When my wife and I first moved into our new flat, it wasn’t long before we received a letter from the UK TV Licensing authority.
“Welcome to your new home. Would you be interested in purchasing a TV Licence? Here’s all the great content you could have access to!” is what it did not say.
Instead, the tone was threatening, bellicose, intimidating – a strange mix of officialeese, blunt demands and weasel words, apparently designed to make the average reader feel like a criminal.
That’s how it made us feel – and we don’t even own a television. It seemed to insinuate that we’d be better off getting a Licence anyway just in case we broke the law at some point in the future – perhaps if, say, a television accidentally fell into our laps, switched itself on and tuned itself in to The One Show.
We put the letter in the recycling box. Perhaps its next life will be a better one.
TV Licensing is outdated
After logging in to the website and filling in the boxes that explained why we didn’t actually need a TV Licence, we continued our practice of occasionally watching shows on the BBC’s excellent iPlayer app – which, yes, felt rather odd after the threatening letter which had almost seemed to clench its teeth as it quietly admitted that was something we could do without a Licence (as long as it wasn’t live of course – are you sure you’re not going to watch live TV? Even by accident? Yes, we’re sure).
It was a silly loophole and it makes sense to close it. The problem is that’s all that’s been done. BBC iPlayer is an excellent service which shows just how ‘with-it’ the BBC can be, but shackling it to the existing TV Licensing system exposes just how out of date that system is.

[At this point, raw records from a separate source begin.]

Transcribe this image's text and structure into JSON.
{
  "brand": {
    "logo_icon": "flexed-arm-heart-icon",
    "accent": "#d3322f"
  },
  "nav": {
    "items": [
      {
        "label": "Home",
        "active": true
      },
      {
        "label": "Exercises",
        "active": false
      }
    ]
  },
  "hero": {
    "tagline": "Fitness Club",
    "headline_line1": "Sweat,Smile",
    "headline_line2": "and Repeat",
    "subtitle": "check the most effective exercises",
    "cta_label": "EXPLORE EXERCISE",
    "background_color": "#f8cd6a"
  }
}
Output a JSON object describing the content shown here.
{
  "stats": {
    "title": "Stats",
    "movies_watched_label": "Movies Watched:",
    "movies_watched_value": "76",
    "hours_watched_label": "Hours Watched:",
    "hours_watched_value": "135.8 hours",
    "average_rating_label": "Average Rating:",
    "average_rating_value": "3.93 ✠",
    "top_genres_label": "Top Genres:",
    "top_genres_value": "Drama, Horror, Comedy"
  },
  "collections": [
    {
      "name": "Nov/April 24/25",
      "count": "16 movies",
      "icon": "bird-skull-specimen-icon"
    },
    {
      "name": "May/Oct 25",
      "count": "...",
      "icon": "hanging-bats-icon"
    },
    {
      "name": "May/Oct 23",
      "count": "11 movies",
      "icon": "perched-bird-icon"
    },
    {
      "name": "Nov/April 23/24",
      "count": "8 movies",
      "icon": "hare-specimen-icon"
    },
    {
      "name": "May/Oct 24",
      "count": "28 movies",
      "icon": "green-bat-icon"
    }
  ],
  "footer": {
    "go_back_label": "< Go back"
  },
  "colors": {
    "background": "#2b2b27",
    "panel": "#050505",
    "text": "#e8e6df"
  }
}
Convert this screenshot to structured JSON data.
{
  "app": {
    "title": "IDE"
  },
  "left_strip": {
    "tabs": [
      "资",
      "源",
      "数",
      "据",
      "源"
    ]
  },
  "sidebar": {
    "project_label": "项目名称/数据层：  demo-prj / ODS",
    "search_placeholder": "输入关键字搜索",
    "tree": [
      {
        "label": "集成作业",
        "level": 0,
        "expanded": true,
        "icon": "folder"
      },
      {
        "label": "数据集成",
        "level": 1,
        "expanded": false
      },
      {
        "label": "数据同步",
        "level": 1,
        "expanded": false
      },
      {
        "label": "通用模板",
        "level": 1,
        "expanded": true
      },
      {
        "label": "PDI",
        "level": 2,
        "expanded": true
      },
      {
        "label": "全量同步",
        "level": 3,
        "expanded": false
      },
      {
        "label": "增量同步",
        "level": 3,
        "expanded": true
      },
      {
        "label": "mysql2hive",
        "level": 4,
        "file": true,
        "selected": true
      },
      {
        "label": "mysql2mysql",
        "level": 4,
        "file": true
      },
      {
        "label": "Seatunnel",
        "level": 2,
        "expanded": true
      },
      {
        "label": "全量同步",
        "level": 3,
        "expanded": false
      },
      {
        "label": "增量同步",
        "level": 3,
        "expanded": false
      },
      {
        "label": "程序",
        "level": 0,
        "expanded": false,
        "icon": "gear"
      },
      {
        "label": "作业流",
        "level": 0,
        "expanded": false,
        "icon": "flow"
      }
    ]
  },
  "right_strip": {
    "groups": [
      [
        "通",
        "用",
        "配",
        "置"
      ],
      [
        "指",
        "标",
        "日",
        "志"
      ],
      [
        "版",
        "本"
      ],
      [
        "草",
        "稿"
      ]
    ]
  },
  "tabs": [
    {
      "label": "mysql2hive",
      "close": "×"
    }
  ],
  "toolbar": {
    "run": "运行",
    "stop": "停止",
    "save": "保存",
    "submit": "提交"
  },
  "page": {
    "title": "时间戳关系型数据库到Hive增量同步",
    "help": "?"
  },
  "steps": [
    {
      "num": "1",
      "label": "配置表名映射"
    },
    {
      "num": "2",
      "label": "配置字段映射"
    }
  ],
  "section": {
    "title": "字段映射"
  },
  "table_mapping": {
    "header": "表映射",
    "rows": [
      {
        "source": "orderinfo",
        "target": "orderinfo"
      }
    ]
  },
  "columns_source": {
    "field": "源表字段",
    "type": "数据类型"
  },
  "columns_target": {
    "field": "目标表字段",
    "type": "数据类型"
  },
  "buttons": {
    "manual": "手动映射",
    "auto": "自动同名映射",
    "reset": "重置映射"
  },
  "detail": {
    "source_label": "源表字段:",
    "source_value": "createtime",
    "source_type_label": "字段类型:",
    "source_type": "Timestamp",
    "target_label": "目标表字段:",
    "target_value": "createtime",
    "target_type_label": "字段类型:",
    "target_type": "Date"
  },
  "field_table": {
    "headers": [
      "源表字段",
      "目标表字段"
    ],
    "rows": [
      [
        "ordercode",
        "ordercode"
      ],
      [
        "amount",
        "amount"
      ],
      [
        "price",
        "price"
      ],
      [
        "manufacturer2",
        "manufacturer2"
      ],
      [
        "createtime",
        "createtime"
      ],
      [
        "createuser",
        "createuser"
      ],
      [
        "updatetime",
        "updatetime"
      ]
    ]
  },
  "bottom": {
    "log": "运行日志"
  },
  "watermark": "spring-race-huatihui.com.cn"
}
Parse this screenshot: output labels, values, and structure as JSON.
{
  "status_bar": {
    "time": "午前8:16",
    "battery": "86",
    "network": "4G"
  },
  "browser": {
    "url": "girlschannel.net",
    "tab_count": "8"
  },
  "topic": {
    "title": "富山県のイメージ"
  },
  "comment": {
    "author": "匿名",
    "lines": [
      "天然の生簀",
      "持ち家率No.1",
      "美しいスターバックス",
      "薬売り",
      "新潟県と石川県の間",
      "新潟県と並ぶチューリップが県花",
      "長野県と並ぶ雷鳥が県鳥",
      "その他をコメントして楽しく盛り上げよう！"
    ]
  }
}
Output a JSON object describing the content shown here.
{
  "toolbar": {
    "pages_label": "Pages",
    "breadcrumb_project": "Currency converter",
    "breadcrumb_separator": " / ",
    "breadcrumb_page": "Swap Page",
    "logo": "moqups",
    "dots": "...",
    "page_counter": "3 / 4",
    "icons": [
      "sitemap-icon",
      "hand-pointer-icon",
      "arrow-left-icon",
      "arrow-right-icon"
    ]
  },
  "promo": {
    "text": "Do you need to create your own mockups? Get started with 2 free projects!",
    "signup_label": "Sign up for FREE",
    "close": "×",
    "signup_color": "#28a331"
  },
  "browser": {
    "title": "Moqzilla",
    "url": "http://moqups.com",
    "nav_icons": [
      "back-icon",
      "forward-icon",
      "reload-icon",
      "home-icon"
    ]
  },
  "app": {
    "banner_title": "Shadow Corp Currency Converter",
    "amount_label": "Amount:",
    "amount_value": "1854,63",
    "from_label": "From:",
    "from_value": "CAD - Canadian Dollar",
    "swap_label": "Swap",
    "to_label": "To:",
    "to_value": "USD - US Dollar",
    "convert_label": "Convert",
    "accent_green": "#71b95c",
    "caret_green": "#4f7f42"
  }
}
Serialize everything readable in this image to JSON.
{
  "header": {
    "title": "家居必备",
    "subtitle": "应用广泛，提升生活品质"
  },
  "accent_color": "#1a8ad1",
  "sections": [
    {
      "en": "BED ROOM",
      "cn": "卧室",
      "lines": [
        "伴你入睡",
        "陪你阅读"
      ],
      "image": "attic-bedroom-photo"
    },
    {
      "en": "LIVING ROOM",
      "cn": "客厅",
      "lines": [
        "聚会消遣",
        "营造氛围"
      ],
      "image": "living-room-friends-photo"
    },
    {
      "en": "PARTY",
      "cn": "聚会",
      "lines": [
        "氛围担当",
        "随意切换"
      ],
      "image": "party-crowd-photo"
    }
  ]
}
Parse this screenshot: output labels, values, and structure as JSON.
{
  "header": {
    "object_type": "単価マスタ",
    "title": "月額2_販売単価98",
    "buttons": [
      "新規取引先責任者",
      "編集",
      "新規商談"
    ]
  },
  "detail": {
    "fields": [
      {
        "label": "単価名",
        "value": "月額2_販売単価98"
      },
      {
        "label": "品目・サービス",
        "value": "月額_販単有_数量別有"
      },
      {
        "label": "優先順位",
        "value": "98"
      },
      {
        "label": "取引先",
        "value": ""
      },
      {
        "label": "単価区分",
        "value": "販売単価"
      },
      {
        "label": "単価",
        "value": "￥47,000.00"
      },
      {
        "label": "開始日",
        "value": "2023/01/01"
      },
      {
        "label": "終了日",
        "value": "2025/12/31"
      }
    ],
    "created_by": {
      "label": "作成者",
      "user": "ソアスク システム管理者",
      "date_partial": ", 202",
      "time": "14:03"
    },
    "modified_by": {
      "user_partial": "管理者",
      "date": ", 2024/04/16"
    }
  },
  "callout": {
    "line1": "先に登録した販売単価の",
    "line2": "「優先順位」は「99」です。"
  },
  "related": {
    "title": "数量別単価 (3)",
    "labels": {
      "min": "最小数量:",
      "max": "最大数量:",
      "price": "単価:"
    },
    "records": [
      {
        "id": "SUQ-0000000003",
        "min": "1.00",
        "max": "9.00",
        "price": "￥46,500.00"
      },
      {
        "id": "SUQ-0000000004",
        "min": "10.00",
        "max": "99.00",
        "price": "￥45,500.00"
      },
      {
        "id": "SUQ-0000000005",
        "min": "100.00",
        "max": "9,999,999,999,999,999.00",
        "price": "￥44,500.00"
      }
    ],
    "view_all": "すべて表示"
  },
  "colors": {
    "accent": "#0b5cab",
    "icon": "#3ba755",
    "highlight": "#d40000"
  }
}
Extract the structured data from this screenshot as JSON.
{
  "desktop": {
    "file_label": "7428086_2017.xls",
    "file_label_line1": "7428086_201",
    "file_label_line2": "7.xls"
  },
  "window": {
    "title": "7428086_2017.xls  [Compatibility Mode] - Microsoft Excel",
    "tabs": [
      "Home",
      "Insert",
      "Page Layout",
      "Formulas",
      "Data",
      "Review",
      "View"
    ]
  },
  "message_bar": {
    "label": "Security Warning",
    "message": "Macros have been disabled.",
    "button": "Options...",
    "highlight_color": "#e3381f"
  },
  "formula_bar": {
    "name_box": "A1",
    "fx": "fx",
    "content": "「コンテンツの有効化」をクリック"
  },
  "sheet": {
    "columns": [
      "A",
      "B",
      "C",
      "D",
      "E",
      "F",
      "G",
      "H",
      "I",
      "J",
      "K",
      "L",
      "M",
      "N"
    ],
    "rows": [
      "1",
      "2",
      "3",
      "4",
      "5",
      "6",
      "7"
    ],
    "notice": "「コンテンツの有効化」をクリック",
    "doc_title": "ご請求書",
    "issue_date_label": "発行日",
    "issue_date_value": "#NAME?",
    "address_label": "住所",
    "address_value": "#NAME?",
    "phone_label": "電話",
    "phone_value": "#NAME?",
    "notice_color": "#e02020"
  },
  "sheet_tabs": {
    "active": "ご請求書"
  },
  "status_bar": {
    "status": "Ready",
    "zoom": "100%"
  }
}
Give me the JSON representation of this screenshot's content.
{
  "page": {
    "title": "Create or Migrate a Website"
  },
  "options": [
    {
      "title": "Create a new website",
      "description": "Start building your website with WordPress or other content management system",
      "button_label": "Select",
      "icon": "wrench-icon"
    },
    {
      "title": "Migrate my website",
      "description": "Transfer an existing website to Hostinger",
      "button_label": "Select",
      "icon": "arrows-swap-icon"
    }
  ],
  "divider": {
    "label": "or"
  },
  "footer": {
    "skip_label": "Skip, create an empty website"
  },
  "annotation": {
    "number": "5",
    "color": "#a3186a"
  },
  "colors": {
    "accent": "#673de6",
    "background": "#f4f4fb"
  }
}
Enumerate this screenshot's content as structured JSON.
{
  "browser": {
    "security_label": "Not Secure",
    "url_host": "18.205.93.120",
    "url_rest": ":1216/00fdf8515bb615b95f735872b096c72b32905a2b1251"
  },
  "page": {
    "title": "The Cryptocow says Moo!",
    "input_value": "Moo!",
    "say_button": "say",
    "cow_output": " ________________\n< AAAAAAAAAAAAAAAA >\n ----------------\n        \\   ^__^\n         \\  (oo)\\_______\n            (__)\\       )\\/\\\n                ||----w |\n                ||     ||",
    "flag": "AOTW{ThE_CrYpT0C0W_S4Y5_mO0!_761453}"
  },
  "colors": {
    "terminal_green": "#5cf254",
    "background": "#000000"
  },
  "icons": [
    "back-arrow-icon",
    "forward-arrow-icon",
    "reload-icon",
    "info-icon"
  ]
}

For example, I still don’t need a TV Licence to watch on-demand content from any other UK television providers. Even if I had a television – with the 60+ channels a Licence would give me access to through Freeview – my Licence fee wouldn’t directly benefit the vast majority of broadcasters that I might want to watch.
TV Licences are overpriced
This also exposes just what terrible value a Licence is to someone who only streams content and doesn’t have an actual TV. Sure, 60+ channels on a regular TV is a decent value proposition for £145 – even if I don’t actually watch most of them – but when that’s what we’re being asked to stump up for for the occasional episode of Great British Bake Off or Dragon’s Den (in my household, at least) then it suddenly seems far less appealing.
By way of comparison, a whole year of watching Netflix’s enormous catalogue can be purchased for just over £70, as can Amazon’s video-only offering.
Even upgrading to Amazon Prime or HD streaming on Netflix won’t set you back more than £80/£90 for a whole year – and what’s more, with these services, you can come and go as you please on a month-by-month basis.
Also there’s the small matter that Netflix has never sent me a threatening email demanding that I purchase their service, even if I don’t think I’m going to use it.
Make iPlayer a true streaming service
Fine, the law has been ‘fixed’. Now what TV Licensing needs to do is move forwards to allow the BBC to offer its iPlayer content as a proper service that treats its customers – and potential customers – with value and respect.
No more threatening letters, no more legal obligation – give us the option to treat iPlayer as we would Netflix, or Now TV, or even iTunes. Let us subscribe for a price that makes sense – give us a log-in so we’re not being asked whether we’re criminals or not when we try to watch something.
Or let us rent shows on-demand, as services like Amazon and Google Play already offer. In fact it’s already possible to purchase old TV shows via iPlayer through the BBC Store, so why not simply extend the system to currently airing programmes and rentals?
It shows just how out of touch and bizarre this new ‘fix’ is that the first people to be deliberately targeted by ‘reminders’ were to be students who are living away from home for the first time – surely not the most likely group of people to be able to afford a TV Licence, let alone the most likely to actually own a TV with which to use it.
Most companies offer discounts and incentives to try and grab students – for example, you can get six months of Amazon Prime Video for free if you’re studying – understanding that if you can get a student hooked on your service, you could have a loyal (and highly-paid) customer for life.
Instead, TV Licensing had already started planning to threaten students for money before the law actually changed – only for it to be later amended so that most students wouldn’t technically need a licence so long as they followed some bizarre preconditions.
For now, there’s no way my own household can justify the expense of a TV Licence. We’re not going to click the ‘I’m a criminal’ button on iPlayer either.
Just as well we have friends and family who do have TVs and get their money’s worth out of a Licence, or we might – heaven forbid! – have to miss out on seeing whether Candice is going to be able to hold back her swears for a whole series or what deliberately awkward TV-safe innuendo Mel and Sue can come up with next.
The final thing that’s sad about this whole debacle, other than the tone of the letters and the attitude of an organisation whose job is to enforce a law rather than provide a service is that the BBC is, like it or not, one of the great British unifiers. It’s a source of shared culture and experience.
The BBC has always been good at making us feel British.
By fencing off iPlayer, it’s just been made that little bit harder for those who struggle with their income to (legally) join in with the rest of us – whether it’s Bake Off, the Olympics, Doctor Who or whatever else.